Arbeitsrecht: Verpflichtende Arbeitszeiterfassung für alle Arbeitnehmer – aber nicht zwingend elektronisch

von Rechtsanwältin Stephanie Schunk


Nachdem bekannt geworden ist, dass sich das Bundesarbeitsgericht am 13.09.2022 (1 ABR 22/21) der Rechtsprechung des EUGH zur generellen Aufzeichnungspflicht der Arbeitszeit angeschlossen hat, sahen Arbeitsrechtler und Personaler mit einem gewissen Maß an Unsicherheit der Urteilsbegründung entgegen.

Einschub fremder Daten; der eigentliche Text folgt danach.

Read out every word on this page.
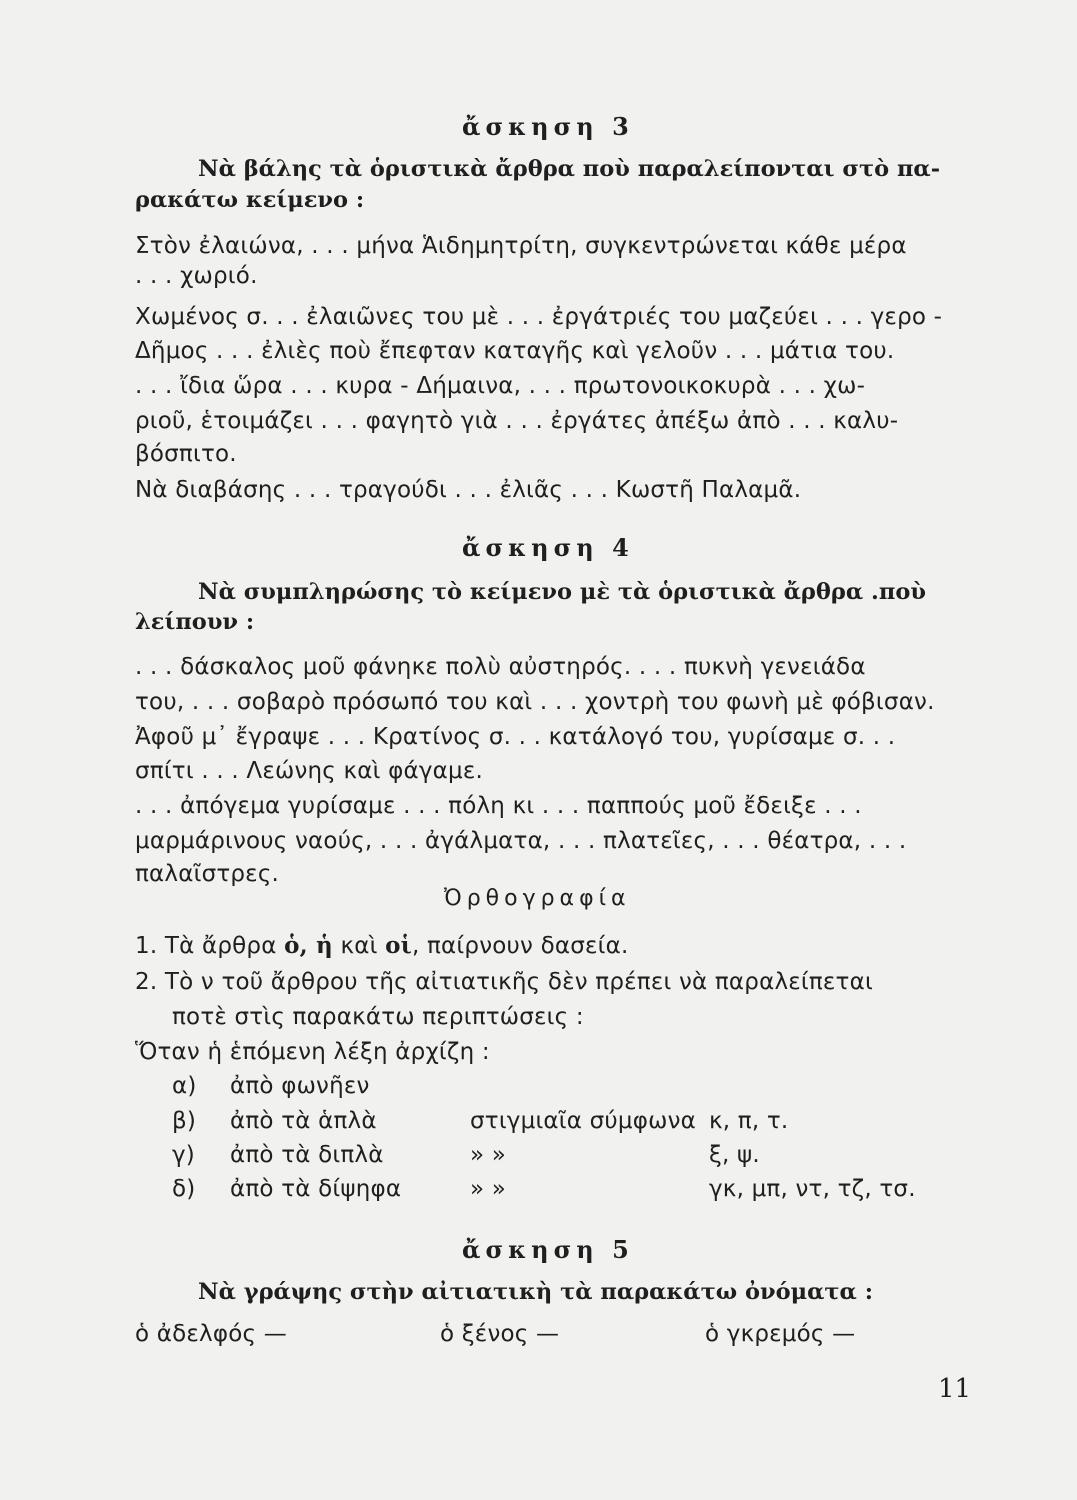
ἄσκηση 3
Νὰ βάλης τὰ ὁριστικὰ ἄρθρα ποὺ παραλείπονται στὸ πα-
ρακάτω κείμενο :
Στὸν ἐλαιώνα, . . . μήνα Ἁιδημητρίτη, συγκεντρώνεται κάθε μέρα
. . . χωριό.
Χωμένος σ. . . ἐλαιῶνες του μὲ . . . ἐργάτριές του μαζεύει . . . γερο -
Δῆμος . . . ἐλιὲς ποὺ ἔπεφταν καταγῆς καὶ γελοῦν . . . μάτια του.
. . . ἴδια ὥρα . . . κυρα - Δήμαινα, . . . πρωτονοικοκυρὰ . . . χω-
ριοῦ, ἑτοιμάζει . . . φαγητὸ γιὰ . . . ἐργάτες ἀπέξω ἀπὸ . . . καλυ-
βόσπιτο.
Νὰ διαβάσης . . . τραγούδι . . . ἐλιᾶς . . . Κωστῆ Παλαμᾶ.
ἄσκηση 4
Νὰ συμπληρώσης τὸ κείμενο μὲ τὰ ὁριστικὰ ἄρθρα .ποὺ
λείπουν :
. . . δάσκαλος μοῦ φάνηκε πολὺ αὐστηρός. . . . πυκνὴ γενειάδα
του, . . . σοβαρὸ πρόσωπό του καὶ . . . χοντρὴ του φωνὴ μὲ φόβισαν.
Ἀφοῦ μ᾿ ἔγραψε . . . Κρατίνος σ. . . κατάλογό του, γυρίσαμε σ. . .
σπίτι . . . Λεώνης καὶ φάγαμε.
. . . ἀπόγεμα γυρίσαμε . . . πόλη κι . . . παππούς μοῦ ἔδειξε . . .
μαρμάρινους ναούς, . . . ἀγάλματα, . . . πλατεῖες, . . . θέατρα, . . .
παλαῖστρες.
Ὀρθογραφία
1. Τὰ ἄρθρα ὁ, ἡ καὶ οἱ, παίρνουν δασεία.
2. Τὸ ν τοῦ ἄρθρου τῆς αἰτιατικῆς δὲν πρέπει νὰ παραλείπεται
ποτὲ στὶς παρακάτω περιπτώσεις :
Ὅταν ἡ ἑπόμενη λέξη ἀρχίζη :
α) ἀπὸ φωνῆεν
β) ἀπὸ τὰ ἁπλὰ	στιγμιαῖα σύμφωνα κ, π, τ.
γ) ἀπὸ τὰ διπλὰ	» »	ξ, ψ.
δ) ἀπὸ τὰ δίψηφα	» »	γκ, μπ, ντ, τζ, τσ.
ἄσκηση 5
Νὰ γράψης στὴν αἰτιατικὴ τὰ παρακάτω ὀνόματα :
ὁ ἀδελφός —	ὁ ξένος —	ὁ γκρεμός —
11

Unsicherheit deshalb, weil der EUGH (14.05.2019 – C-55/18) aufgrund der Arbeitszeitrichtlinie und der Arbeitsschutzmaßnahmenrichtlinie entschied, dass ein Arbeitszeiterfassungssystem für alle Arbeitnehmer erforderlich ist, was zudem auch kontrollierbar sein muss.  

Was galt bisher?

Grundsätzlich ist die Aufzeichnungspflicht der Arbeitszeit im Arbeitsrecht nicht neu. Schließlich befindet sich eine Aufzeichnungspflicht bereits seit längerem in verschiedenen Wirtschaftszweigen wie z.B., dem Bau- oder Gaststättengewerbe (§ 2 a SchwarzArbG) oder bei Arbeitnehmern die einen Bruttoverdienst unter 2.958,00 EUR haben (§ 17 MiLoG). Außerdem mussten bisher angefallene Überstunden aufgezeichnet werden (§§ 16 II, 3 ArbZG).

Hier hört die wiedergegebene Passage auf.